Returns training and validation metrics
Args:
history : TensorFlow History object.
Returns:
plots of training/validation loss and accuracy metrics
"""
loss = history.history["loss"]
val_loss = history.history["val_loss"]
accuracy = history.history["accuracy"]
val_accuracy = history.history["val_accuracy"]
epochs = range(len(history.history["loss"]))
# Plot loss
plt.plot(epochs, loss, label = "training_loss")
plt.plot(epochs, val_loss, label = "validation_loss")
plt.title("Loss")
plt.xlabel("Epochs")
plt.legend()
# Plot Accuracy
plt.figure()
plt.plot(epochs, accuracy, label ="training_accuracy")
plt.plot(epochs, val_accuracy, label = "validation_accuracy")
plt.title("Accuracy")
plt.xlabel("Accuracy")
plt.legend();
plot_loss_curves(resnet_history)
efficientnet_model = create_model(model_url=efficientnet_url,
num_classes=train_data_10_percent.num_classes)
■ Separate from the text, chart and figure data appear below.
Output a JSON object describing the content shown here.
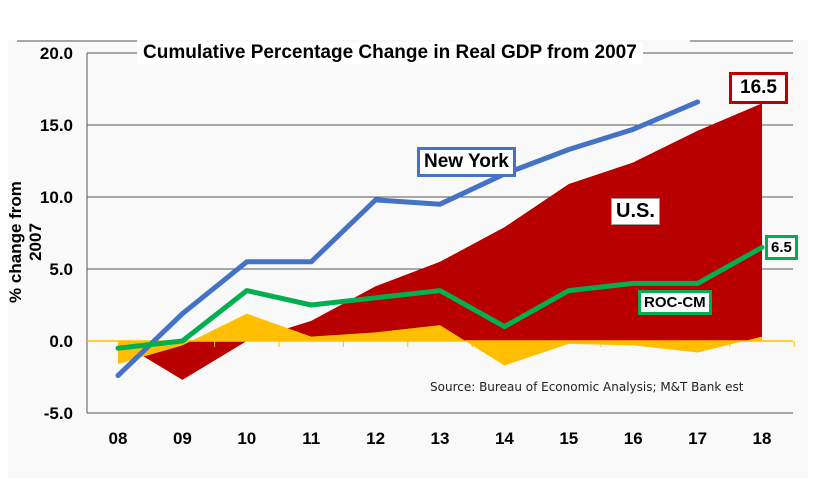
{
  "chart_data": {
    "type": "area",
    "title": "Cumulative Percentage Change in Real GDP from 2007",
    "ylabel": "% change from 2007",
    "xlabel": "",
    "categories": [
      "08",
      "09",
      "10",
      "11",
      "12",
      "13",
      "14",
      "15",
      "16",
      "17",
      "18"
    ],
    "ylim": [
      -5,
      20
    ],
    "yticks": [
      "-5.0",
      "0.0",
      "5.0",
      "10.0",
      "15.0",
      "20.0"
    ],
    "grid": true,
    "series": [
      {
        "name": "U.S.",
        "kind": "area",
        "color": "#b80000",
        "values": [
          0,
          -2.7,
          0,
          1.4,
          3.8,
          5.5,
          7.9,
          10.9,
          12.4,
          14.6,
          16.5
        ]
      },
      {
        "kind": "area",
        "color": "#ffbf00",
        "values": [
          -1.6,
          -0.3,
          1.9,
          0.3,
          0.6,
          1.1,
          -1.7,
          -0.2,
          -0.3,
          -0.8,
          0.3
        ]
      },
      {
        "name": "New York",
        "kind": "line",
        "color": "#4472c4",
        "values": [
          -2.4,
          1.9,
          5.5,
          5.5,
          9.8,
          9.5,
          11.6,
          13.3,
          14.7,
          16.6,
          null
        ]
      },
      {
        "name": "ROC-CM",
        "kind": "line",
        "color": "#00b050",
        "values": [
          -0.5,
          0,
          3.5,
          2.5,
          3.0,
          3.5,
          1.0,
          3.5,
          4.0,
          4.0,
          6.5
        ]
      }
    ],
    "annotations": {
      "us_end": "16.5",
      "roc_end": "6.5",
      "source": "Source: Bureau of Economic Analysis; M&T Bank est"
    }
  }
}
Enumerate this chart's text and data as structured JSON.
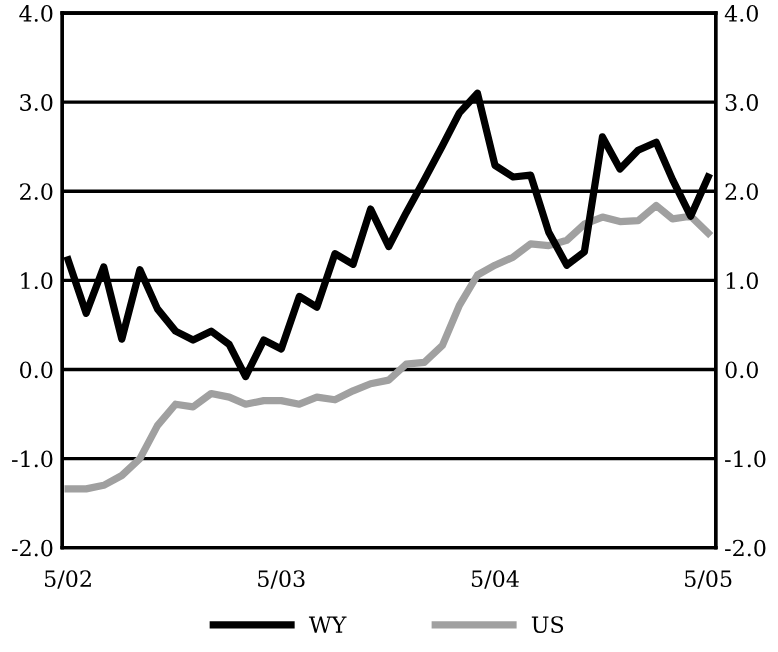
{
  "chart_data": {
    "type": "line",
    "x": [
      "2002-05",
      "2002-06",
      "2002-07",
      "2002-08",
      "2002-09",
      "2002-10",
      "2002-11",
      "2002-12",
      "2003-01",
      "2003-02",
      "2003-03",
      "2003-04",
      "2003-05",
      "2003-06",
      "2003-07",
      "2003-08",
      "2003-09",
      "2003-10",
      "2003-11",
      "2003-12",
      "2004-01",
      "2004-02",
      "2004-03",
      "2004-04",
      "2004-05",
      "2004-06",
      "2004-07",
      "2004-08",
      "2004-09",
      "2004-10",
      "2004-11",
      "2004-12",
      "2005-01",
      "2005-02",
      "2005-03",
      "2005-04",
      "2005-05"
    ],
    "series": [
      {
        "name": "WY",
        "color": "#000000",
        "values": [
          1.23,
          0.63,
          1.15,
          0.34,
          1.12,
          0.68,
          0.43,
          0.33,
          0.43,
          0.28,
          -0.08,
          0.33,
          0.23,
          0.82,
          0.7,
          1.3,
          1.18,
          1.8,
          1.38,
          1.76,
          2.13,
          2.51,
          2.88,
          3.1,
          2.29,
          2.16,
          2.18,
          1.54,
          1.17,
          1.32,
          2.61,
          2.25,
          2.46,
          2.55,
          2.13,
          1.72,
          2.16
        ]
      },
      {
        "name": "US",
        "color": "#a0a0a0",
        "values": [
          -1.34,
          -1.34,
          -1.3,
          -1.19,
          -1.0,
          -0.63,
          -0.39,
          -0.42,
          -0.27,
          -0.31,
          -0.39,
          -0.35,
          -0.35,
          -0.39,
          -0.31,
          -0.34,
          -0.24,
          -0.16,
          -0.12,
          0.06,
          0.08,
          0.27,
          0.72,
          1.06,
          1.17,
          1.26,
          1.41,
          1.39,
          1.45,
          1.63,
          1.71,
          1.66,
          1.67,
          1.84,
          1.69,
          1.72,
          1.53
        ]
      }
    ],
    "xlim": [
      "2002-04-21",
      "2005-05-14"
    ],
    "xticks": [
      {
        "value": "2002-05",
        "label": "5/02"
      },
      {
        "value": "2003-05",
        "label": "5/03"
      },
      {
        "value": "2004-05",
        "label": "5/04"
      },
      {
        "value": "2005-05",
        "label": "5/05"
      }
    ],
    "ylim": [
      -2.0,
      4.0
    ],
    "yticks": [
      {
        "value": -2.0,
        "label": "-2.0"
      },
      {
        "value": -1.0,
        "label": "-1.0"
      },
      {
        "value": 0.0,
        "label": "0.0"
      },
      {
        "value": 1.0,
        "label": "1.0"
      },
      {
        "value": 2.0,
        "label": "2.0"
      },
      {
        "value": 3.0,
        "label": "3.0"
      },
      {
        "value": 4.0,
        "label": "4.0"
      }
    ],
    "y2lim": [
      -2.0,
      4.0
    ],
    "y2ticks": [
      {
        "value": -2.0,
        "label": "-2.0"
      },
      {
        "value": -1.0,
        "label": "-1.0"
      },
      {
        "value": 0.0,
        "label": "0.0"
      },
      {
        "value": 1.0,
        "label": "1.0"
      },
      {
        "value": 2.0,
        "label": "2.0"
      },
      {
        "value": 3.0,
        "label": "3.0"
      },
      {
        "value": 4.0,
        "label": "4.0"
      }
    ],
    "grid": "y",
    "legend": "bottom",
    "line_style": "solid"
  }
}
# Compile the EfficientNet model
efficientnet_model.compile(loss = "categorical_crossentropy",
optimizer = tf.keras.optimizers.Adam(),
metrics = ["accuracy"])
# Fit EfficientNet model to 10% of training data
efficientnet_history = efficientnet_model.fit(train_data_10_percent,
epochs =5,
steps_per_epoch =len(train_data_10_percent),
validation_data = test_data,
validation_steps = len(test_data),
callbacks = [create_tensorboard_callback(dir_name ="tensorflow_hub",
experiment_name="efficientnetb0")])
We have done really well with EfficientNetb0 model. we have training accuracy ~91% and validation accuracy ~84%.
plot_loss_curves(efficientnet_history)
efficientnet_model.summary()
resnet_model.summary()
The EfficientNet architecture performs really good even though the number of parameters in the model are far less than ResNet model.
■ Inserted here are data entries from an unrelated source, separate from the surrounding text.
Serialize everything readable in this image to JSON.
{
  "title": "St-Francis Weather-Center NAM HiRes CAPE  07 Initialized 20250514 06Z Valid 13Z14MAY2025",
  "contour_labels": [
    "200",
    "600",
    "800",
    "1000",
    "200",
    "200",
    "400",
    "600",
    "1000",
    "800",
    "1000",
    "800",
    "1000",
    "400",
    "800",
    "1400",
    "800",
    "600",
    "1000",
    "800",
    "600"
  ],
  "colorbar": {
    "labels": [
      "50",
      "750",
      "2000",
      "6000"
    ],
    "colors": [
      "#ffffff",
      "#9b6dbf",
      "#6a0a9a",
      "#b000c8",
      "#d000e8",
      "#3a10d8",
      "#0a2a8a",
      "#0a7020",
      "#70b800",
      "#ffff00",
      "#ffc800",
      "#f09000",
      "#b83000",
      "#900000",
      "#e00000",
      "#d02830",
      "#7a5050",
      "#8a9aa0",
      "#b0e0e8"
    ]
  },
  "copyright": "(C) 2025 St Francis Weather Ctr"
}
len(efficientnet_model.layers[0].weights)
our Neural network learns these weights/parameters for extracting and generalizing features for better prediction on new data
Different types of transfer learning
- "As is" transfer learning - using an existing model with no changes(eg. using ImageNet model on 1000 ImageNet classes, none of your own)
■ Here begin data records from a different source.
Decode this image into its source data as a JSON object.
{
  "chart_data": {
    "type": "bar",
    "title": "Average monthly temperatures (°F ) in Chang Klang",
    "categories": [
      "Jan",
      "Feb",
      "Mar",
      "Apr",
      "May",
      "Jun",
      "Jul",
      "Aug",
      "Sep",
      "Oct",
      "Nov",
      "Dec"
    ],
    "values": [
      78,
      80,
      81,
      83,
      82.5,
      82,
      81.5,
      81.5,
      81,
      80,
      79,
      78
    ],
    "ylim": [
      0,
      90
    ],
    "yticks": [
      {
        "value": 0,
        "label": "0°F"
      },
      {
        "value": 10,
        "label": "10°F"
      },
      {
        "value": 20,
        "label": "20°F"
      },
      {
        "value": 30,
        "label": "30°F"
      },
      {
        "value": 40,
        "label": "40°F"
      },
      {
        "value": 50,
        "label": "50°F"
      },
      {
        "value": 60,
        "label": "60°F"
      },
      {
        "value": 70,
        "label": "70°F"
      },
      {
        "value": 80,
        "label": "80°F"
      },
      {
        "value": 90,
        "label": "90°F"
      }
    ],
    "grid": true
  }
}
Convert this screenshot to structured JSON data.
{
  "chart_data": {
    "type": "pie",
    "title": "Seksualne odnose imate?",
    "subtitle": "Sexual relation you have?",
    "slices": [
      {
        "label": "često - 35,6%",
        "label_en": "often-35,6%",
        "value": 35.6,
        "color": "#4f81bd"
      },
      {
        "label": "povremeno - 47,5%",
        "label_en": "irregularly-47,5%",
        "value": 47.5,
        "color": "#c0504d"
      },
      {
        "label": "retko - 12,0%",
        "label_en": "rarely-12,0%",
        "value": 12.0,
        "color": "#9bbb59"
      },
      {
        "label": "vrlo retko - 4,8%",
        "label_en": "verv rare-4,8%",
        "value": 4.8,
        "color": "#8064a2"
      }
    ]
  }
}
- "Feature extraction" transfer learning - use the pre-learned patterns of an existing model (eg. EffiientNetB0 trained on ImageNet) and adjust the output layer for your own problem(eg. 1000 classes -> 10 classes of food)
- "Fine tuning" transfer learning - use the prelearned patterns of an existing model and "fine-tune" many or all of the underlying layers(including new output layers)
The different kinds of transfer learning. An original model, a feature extraction model (only top 2-3 layers change) and a fine-tuning model (many or all of original model get changed).
Comparing our model's results using TensorBoard
What is TensorBoard?
- A way to visually explore your machine learning models performance and internals.
- Host, track and share your machine learning experiments on TensorBoard.dev
Note: When you upload things to TensorBoard.dev, your experiments are public. So, if you're running private experiments (things you don't want other to see) do not upload them to TensorBoard.dev
# Upload TensorBoard dev records
!tensorboard dev upload --logdir ./tensorflow_hub/ \
--name "EfficientNetB0 vs. ResNet50V2" \
--description "Comparing two different TF Hub Feature extraction model architectures using 10% of the training data" \
--one_shot
!tensorboard dev list
# !tensorboard dev delete --experiment_id [copy your id here]
Weights&Biases also integreates with TensorFlow so we can use that as visualization tool.